Earlier this month, six years after that pivot, Campen published an alarming paper that made headlines around the world. The adult human brain, his research found, today contains about a disposable spoon’s worth of plastic — roughly 50 percent more than eight years ago. The rate of accumulation mirrors the rate that plastic is increasing in prevalence in our environment. “It’s frighteningly correlated,” he said when he announced his results.
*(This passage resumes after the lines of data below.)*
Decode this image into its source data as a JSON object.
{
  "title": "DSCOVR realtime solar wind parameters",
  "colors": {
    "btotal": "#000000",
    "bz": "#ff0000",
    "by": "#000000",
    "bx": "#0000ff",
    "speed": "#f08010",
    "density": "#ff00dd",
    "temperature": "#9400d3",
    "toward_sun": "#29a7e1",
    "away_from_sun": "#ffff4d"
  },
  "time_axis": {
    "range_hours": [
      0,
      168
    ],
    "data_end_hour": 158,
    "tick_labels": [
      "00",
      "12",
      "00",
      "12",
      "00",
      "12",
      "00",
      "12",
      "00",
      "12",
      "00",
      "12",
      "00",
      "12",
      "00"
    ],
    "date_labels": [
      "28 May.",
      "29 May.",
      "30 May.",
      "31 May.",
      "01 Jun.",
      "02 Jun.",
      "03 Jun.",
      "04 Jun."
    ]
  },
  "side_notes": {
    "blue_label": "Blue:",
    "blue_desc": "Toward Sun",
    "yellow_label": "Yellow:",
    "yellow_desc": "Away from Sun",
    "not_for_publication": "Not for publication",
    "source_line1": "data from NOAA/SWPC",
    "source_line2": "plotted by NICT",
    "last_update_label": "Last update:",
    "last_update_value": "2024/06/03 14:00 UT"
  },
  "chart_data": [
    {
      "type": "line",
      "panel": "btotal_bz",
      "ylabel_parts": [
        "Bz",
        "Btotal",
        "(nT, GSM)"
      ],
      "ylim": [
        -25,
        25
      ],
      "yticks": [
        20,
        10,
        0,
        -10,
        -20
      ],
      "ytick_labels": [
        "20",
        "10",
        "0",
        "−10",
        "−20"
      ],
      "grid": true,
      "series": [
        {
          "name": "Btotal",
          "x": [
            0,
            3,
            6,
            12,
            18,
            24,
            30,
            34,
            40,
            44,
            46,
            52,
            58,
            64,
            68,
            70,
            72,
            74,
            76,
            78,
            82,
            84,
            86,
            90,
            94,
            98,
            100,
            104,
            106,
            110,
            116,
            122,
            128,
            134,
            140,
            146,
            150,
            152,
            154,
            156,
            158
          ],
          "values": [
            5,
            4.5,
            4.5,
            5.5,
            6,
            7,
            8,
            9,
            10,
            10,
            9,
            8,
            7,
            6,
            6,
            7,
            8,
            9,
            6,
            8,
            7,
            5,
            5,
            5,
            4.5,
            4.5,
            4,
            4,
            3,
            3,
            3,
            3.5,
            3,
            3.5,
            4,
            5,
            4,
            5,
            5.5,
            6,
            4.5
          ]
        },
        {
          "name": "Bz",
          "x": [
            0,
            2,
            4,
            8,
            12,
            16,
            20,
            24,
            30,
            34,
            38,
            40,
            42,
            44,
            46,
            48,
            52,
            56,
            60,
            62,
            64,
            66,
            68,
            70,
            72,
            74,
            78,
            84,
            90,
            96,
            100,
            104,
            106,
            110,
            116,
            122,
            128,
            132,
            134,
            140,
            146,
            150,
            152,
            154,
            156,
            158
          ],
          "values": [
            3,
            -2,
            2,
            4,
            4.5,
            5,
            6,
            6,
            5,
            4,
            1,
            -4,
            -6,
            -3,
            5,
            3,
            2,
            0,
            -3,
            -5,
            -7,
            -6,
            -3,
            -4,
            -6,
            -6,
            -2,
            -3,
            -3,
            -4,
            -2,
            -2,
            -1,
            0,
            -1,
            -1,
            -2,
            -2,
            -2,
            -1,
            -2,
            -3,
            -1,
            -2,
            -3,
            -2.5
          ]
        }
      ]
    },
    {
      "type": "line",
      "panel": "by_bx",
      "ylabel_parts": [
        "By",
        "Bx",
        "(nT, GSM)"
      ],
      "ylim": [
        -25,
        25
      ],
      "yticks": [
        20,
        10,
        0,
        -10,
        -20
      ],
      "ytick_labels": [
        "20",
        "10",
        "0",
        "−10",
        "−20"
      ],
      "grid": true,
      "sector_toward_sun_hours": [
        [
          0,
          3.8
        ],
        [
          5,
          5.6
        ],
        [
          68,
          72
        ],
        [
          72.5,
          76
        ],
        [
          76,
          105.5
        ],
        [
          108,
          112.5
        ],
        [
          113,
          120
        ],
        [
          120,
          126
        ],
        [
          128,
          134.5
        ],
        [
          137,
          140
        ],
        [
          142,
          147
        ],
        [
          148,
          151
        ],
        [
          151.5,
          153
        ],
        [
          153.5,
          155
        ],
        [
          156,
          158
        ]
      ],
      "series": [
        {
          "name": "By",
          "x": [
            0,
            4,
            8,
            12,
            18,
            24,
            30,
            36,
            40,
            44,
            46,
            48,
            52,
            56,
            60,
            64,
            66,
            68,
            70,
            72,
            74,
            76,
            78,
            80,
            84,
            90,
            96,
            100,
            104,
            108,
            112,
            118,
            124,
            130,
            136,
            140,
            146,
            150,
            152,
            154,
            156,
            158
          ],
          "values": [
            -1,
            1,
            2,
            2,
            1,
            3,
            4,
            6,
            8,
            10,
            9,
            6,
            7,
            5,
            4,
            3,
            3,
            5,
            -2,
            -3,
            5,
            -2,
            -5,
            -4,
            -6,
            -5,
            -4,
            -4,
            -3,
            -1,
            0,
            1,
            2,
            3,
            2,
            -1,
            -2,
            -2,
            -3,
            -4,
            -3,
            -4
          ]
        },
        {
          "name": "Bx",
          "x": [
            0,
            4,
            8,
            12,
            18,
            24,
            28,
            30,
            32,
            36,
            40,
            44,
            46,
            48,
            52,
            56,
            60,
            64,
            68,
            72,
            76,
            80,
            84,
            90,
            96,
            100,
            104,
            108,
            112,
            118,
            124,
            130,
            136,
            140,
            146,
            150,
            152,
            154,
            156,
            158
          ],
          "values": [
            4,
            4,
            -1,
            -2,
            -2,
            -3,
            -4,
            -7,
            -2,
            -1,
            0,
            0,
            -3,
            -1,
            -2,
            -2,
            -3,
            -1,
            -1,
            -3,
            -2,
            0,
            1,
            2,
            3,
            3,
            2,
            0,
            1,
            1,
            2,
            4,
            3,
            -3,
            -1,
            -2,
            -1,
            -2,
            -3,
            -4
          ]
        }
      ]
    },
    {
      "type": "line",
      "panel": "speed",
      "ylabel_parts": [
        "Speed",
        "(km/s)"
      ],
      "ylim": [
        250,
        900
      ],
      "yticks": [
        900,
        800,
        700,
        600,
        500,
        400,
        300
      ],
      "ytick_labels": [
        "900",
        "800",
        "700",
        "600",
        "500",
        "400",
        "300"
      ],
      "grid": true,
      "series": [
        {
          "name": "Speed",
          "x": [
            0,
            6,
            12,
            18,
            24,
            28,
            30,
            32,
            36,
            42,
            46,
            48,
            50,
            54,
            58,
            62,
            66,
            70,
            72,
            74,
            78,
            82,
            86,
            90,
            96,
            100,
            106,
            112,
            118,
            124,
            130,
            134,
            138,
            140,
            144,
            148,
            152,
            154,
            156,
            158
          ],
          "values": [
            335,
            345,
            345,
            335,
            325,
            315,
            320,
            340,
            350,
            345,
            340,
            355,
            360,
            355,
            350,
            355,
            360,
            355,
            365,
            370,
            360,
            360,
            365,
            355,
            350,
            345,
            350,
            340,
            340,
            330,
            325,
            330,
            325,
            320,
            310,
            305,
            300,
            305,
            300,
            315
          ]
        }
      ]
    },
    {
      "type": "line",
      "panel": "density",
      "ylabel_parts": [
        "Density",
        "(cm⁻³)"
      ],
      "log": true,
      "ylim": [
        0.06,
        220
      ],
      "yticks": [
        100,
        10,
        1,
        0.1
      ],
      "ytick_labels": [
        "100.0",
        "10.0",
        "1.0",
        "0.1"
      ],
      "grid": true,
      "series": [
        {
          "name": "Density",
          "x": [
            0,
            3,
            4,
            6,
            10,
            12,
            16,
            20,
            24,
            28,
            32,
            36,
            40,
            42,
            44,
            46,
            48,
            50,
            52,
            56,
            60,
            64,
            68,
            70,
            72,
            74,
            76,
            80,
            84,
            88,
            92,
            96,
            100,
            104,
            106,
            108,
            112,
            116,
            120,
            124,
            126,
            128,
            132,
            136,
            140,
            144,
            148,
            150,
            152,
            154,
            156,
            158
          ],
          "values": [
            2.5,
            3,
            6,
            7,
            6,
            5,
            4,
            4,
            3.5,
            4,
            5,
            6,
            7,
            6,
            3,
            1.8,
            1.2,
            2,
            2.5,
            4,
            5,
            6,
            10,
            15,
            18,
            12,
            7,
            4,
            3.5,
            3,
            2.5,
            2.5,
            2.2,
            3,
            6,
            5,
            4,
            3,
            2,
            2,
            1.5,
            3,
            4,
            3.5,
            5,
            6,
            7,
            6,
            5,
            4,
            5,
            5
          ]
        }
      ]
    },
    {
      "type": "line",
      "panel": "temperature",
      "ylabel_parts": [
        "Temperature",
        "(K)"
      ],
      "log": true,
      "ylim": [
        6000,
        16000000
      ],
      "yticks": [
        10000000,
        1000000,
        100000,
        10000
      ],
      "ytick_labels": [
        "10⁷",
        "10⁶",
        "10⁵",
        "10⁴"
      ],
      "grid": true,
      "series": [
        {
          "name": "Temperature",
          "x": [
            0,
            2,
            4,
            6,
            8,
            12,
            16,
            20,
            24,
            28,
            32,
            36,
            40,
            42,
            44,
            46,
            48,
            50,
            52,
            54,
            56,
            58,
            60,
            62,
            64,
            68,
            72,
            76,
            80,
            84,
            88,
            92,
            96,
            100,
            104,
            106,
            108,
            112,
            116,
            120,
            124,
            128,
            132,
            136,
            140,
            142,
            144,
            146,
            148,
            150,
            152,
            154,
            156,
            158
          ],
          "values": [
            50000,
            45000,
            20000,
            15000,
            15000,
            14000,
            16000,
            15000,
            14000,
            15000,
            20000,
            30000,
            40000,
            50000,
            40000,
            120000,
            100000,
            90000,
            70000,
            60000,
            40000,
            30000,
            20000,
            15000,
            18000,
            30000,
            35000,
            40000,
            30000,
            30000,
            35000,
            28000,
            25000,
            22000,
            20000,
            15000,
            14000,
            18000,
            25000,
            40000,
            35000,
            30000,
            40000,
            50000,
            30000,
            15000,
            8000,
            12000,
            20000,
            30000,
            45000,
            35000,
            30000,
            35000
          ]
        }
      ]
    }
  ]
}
To illustrate his findings, Campen, who is sandy-haired with a youthful face and a wry sense of humor, held a disposable spoon next to his head. “My prop,” he called it. “I certainly don’t feel comfortable with this much plastic in my brain,” he said, “and I don’t need to wait around 30 more years to find out what happens if the concentrations quadruple.”

Goddamn.

Other studies have looked at the way the chemical compounds in these particles might harm the body. Some of the most common additives in plastics, like bisphenols and phthalates — which make products more flexible, durable, or flame resistant — have been extensively studied for decades. These additives are known to be endocrine disrupters, meaning they can wreak havoc on our hormones; this can be particularly dangerous for the developing bodies of infants and children. Once lodged in our tissues, microplastics may leach these chemical compounds continually into our bodies. They are “what we call sustained-release vehicles,” Don Ingber, a professor at Harvard’s medical and engineering schools, told the Harvard Gazette. “They’re just sitting there, and every day they’re releasing a little bit for the rest of the lifetime of those cells in your gut or other organs.”

I think microplastics will turn out to be the cause of many of our modern ailments: autism, dementia, many of the neurological disorders we're discovering in older generations, low fertility rates, etc. They're everywhere, and there's nothing we as individuals can do to avoid them. It's terrifying, yet feels so obvious in hindsight, no? Of course plastics do this to us… 

What was that famous DuPont slogan? "Better Living…through Chemistry."